Turntable.fm is a cool new site, generating lots of buzz. The site is made up of a variety of "rooms", which tend to have a theme relating to the genre of music being played.
Once a room is chosen, users can take a DJing spot, if one is open, or just hang out and enjoy the music. The rooms can be public or private, depending on the preference of the user. It is currently in beta testing, and can be tried out via invite only.
Discovering new music and sharing favorites has always been a large part of social networking. Music is something that ignites passion in people, like few other things can. Many people take quite a bit of pride in and even identify with their favorite bands or genres of music. For a lot of internet users, sharing music is a huge draw to social networking, as indicated by the abundance of music videos populating Facebook, Twitter and other social networking streams.
Turntable.fm is a way to get in a virtual room with friends or strangers, and share songs and opinions about music. Sharing music is a social activity, but social networking sites provide a pretty unsatisfying venue. A music video posted on Facebook may get a couple of likes, and even a comment or two, but it can't match the instant feedback that Turntable.fm allows.
When users enter a room, they have access to a rating system and a chat window. When a song comes on, listeners can rate it awesome or lame, and add comments or ask questions in the chat box. Every awesome rating gives a point to the DJ who played it.
Lame ratings don't detract from the points accumulated, but three lame votes during a song will cause the program to skip the rest of the track. Each DJ can choose their name and avatar. The points every DJ accumulates are displayed under their name, when users scroll their mouse over the avatar. DJs can become fans of each other, and the number of fans are also displayed with the user's points.
But Is It Legal?
Considering the clear demand for such a product, it's a wonder something like this hasn't been developed before. Given a bit of context and the current state of the music industry, however, it's not quite as shocking. It is quite difficult for websites, well anyone really, to obtain the rights to play music without entering into expensive deals with record labels. Fortunately, Turntable.fm found a legal loophole in the Digital Millennium Copyright Act, the same law that Pandora uses to operate without label deals.
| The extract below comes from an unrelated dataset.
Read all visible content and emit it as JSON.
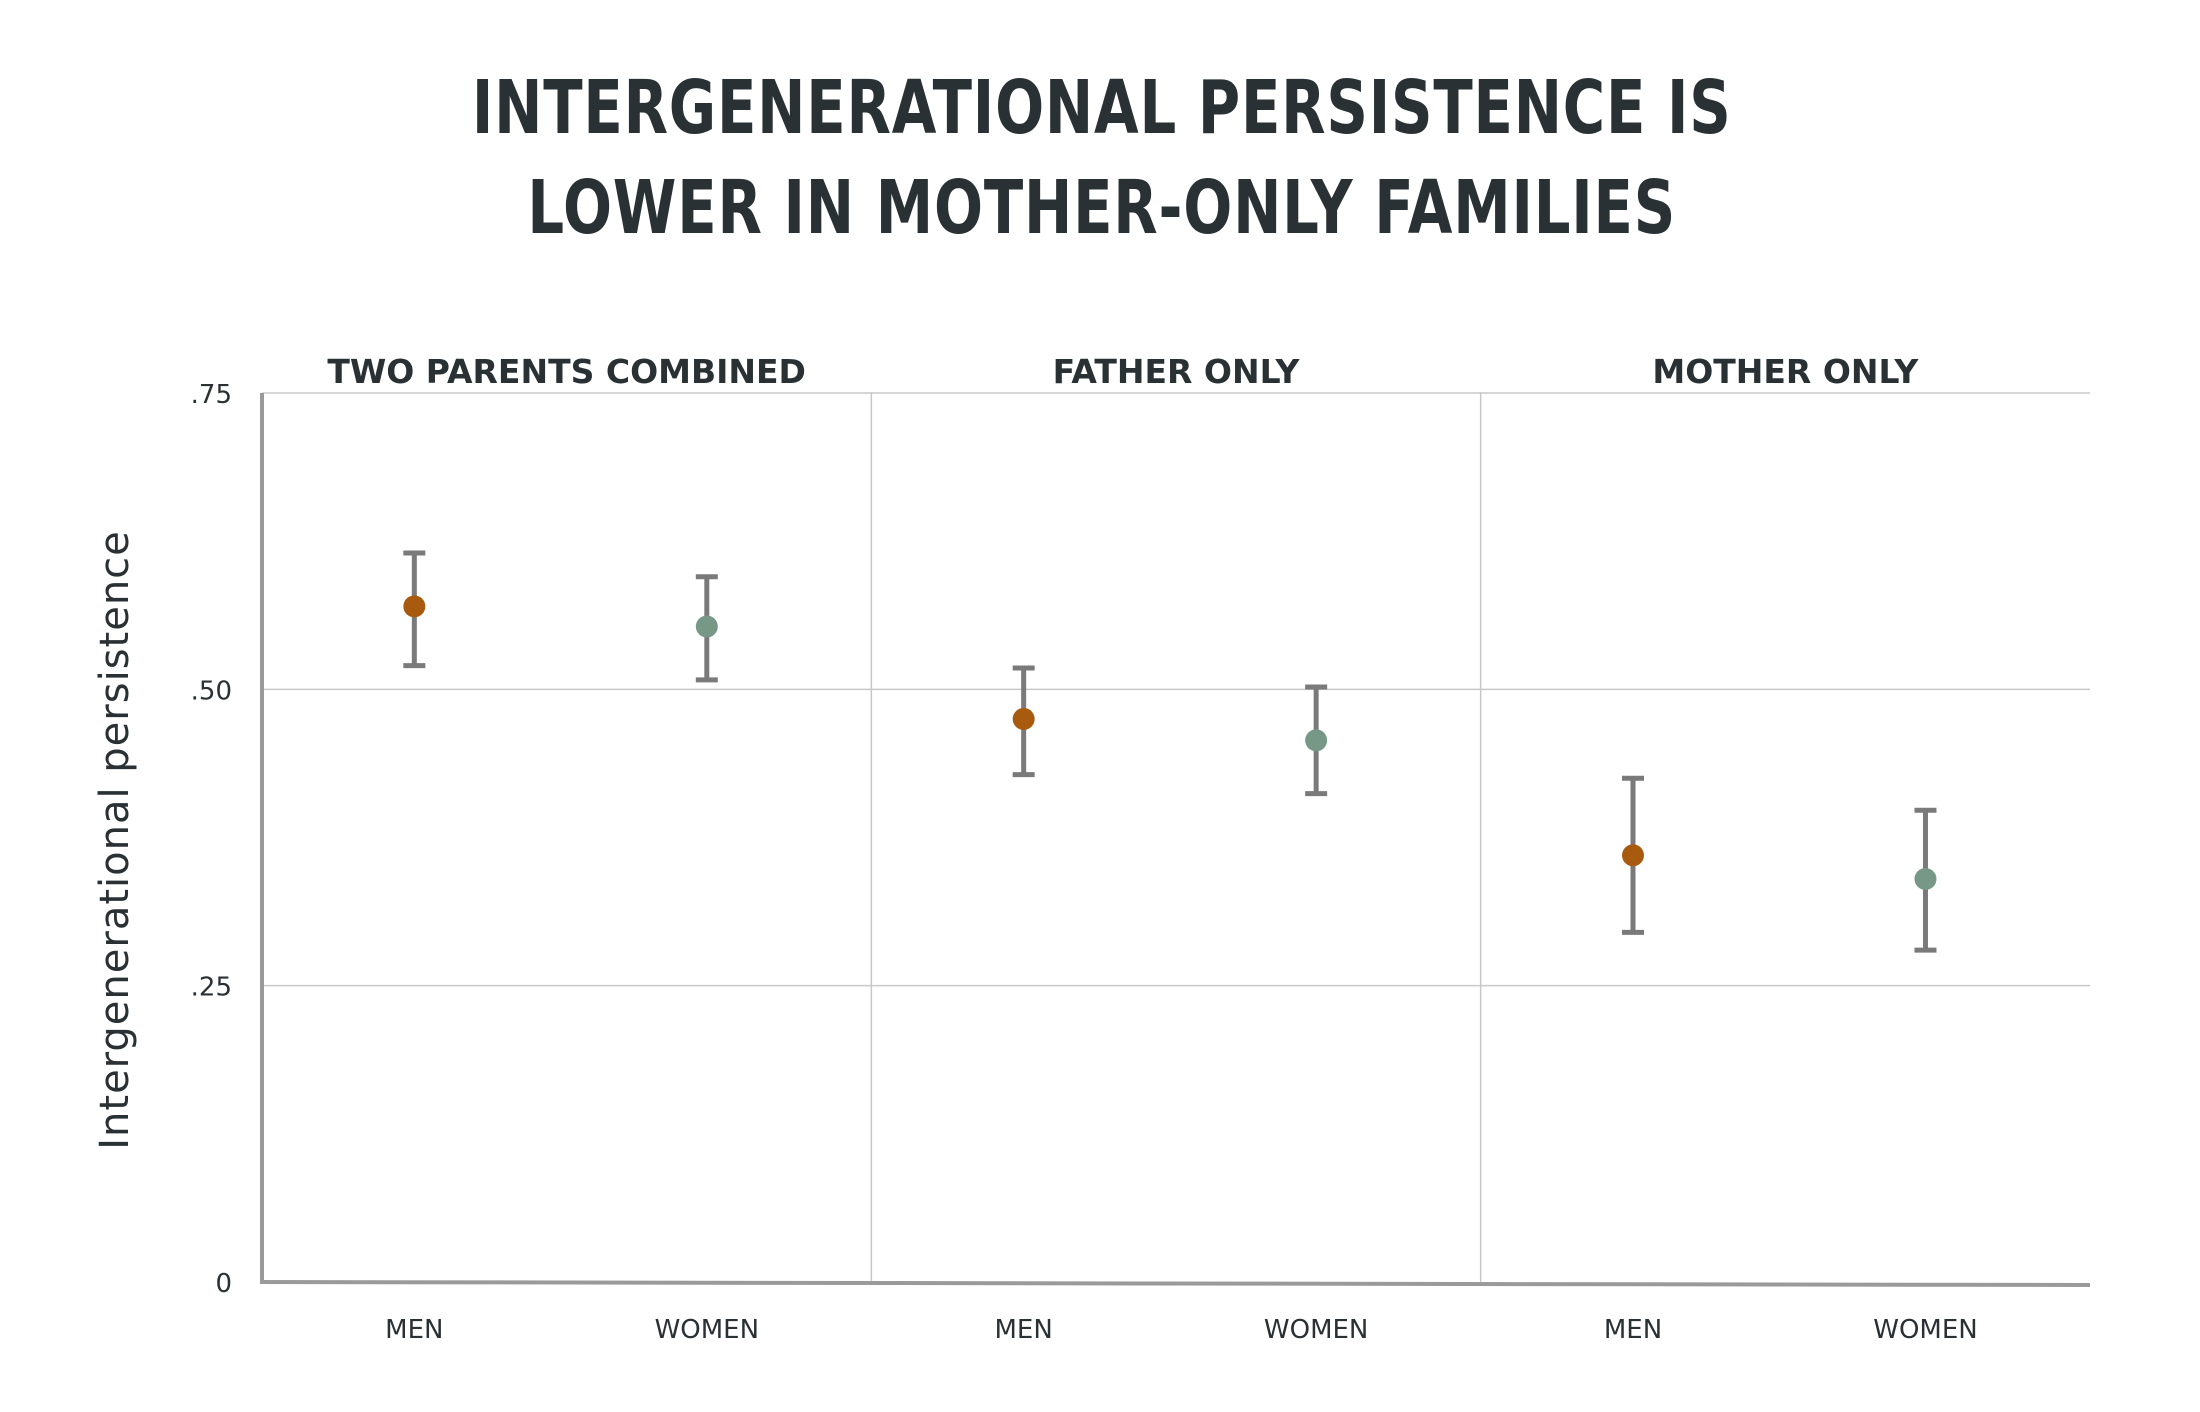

MediaNet allows Turntable.fm users access to millions of songs, and any songs not available with MediaNet, can be uploaded from the user's computer. There are a few limitations to DJs, because of the lack of label deals. Users cannot listen to their playlist if no one else is in the room.
The site also limits the amount of songs by the same artist that can be played in a room. The company claims to be operating legally, but the grey areas they're working in may attract some unwanted attention from music label lawyers.